To better understand this relationship, Tásiro Girona, a geophysicist at the Jet Propulsion Laboratory at California Institute of Technology in Pasadena, California, helped develop a technique that remotely collects images of gaseous volcanic plumes at an unprecedented frequency and precision using readily available digital cameras. Girona presented the results of his technique last month at the 2017 American Geophysical Union Fall Meeting in New Orleans. Initial results show there is a difference between normal degassing between eruptions and degassing just before an impending eruption.

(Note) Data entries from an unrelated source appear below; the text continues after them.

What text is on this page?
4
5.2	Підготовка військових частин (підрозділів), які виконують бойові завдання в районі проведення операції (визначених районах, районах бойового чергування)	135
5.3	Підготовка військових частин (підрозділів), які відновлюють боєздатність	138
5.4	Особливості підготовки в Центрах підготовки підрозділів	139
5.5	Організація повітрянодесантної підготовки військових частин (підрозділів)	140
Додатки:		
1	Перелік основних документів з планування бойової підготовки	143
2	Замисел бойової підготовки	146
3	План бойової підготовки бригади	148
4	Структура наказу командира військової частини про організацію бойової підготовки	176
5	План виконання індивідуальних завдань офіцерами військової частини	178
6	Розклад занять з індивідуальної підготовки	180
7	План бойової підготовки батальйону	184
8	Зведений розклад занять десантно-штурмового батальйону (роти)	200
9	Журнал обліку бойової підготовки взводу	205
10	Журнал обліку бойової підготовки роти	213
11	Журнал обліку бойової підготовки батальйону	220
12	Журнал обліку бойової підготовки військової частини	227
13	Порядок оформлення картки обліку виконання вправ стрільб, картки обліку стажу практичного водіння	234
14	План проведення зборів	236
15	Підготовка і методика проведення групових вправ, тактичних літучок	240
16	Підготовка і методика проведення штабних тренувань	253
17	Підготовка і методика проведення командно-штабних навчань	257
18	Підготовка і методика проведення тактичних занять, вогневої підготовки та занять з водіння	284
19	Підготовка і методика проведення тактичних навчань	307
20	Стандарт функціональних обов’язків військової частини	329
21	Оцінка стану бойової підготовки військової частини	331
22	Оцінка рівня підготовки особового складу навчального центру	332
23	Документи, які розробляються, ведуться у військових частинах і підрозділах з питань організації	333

“We really don’t need to have more expensive, complex systems,” Girona said, referring to the highly specialized equipment scientists typically use to remotely monitor volcanic degassing activity.

Girona and his colleagues are using the digital cameras to monitor volcanic plumes by measuring the light that bounces off water droplets they contain. The intensity of the light corresponds with the amount of water vapor present and is represented digitally by pixel brightness.

For over a year, they have captured images of activity at Turrialba volcano in Cartago, Costa Rica from a distance of one kilometer (0.62 miles). Turrialba is a good candidate for testing the new method, because it displays a broad spectrum of volcanic activity including passive gas emissions during quiescence, ash explosions and sporadic eruptions of ballistics—rock projectiles hurled into the air.

The scientists isolated time windows where the crater was clearly visible that corresponded to observed events like quiescent periods of degassing and the period prior to a ballistic eruption. Each time the volcano emitted gas, they analyzed the digital images to determine how much gas was emitted and what kind of gas it was.

The scientists identified for the first time periodic steam pulses lasting several hundred seconds that occur a few hours before eruptions at Turrialba that hurl rock projectiles into the air. These pulses of steam reflect what is happening inside the volcano, probably in the subsurface gas pockets, to trigger eruptions, Girona said.

“Monitoring the gas changes is one of the most promising tools to be able to anticipate eruptions,” said Fidel Costa, a volcanologists at the Earth Observatory of Singapore who was not involved with the project. The work at Turriabla volcano is important because it is the first experiment of its kind to show the difference between the types of degassing and will be useful in anticipating eruptions of other volcanoes that are difficult to predict, Costa said.

Girona is currently extending the analyses to cover longer time periods and different types of volcanic events. Refining and automating the digital camera remote sensing system he and his colleagues developed could allow scientists to monitor and forecast volcanic events in real time, he said. He hopes to expand the method in the future to include the use of satellite images.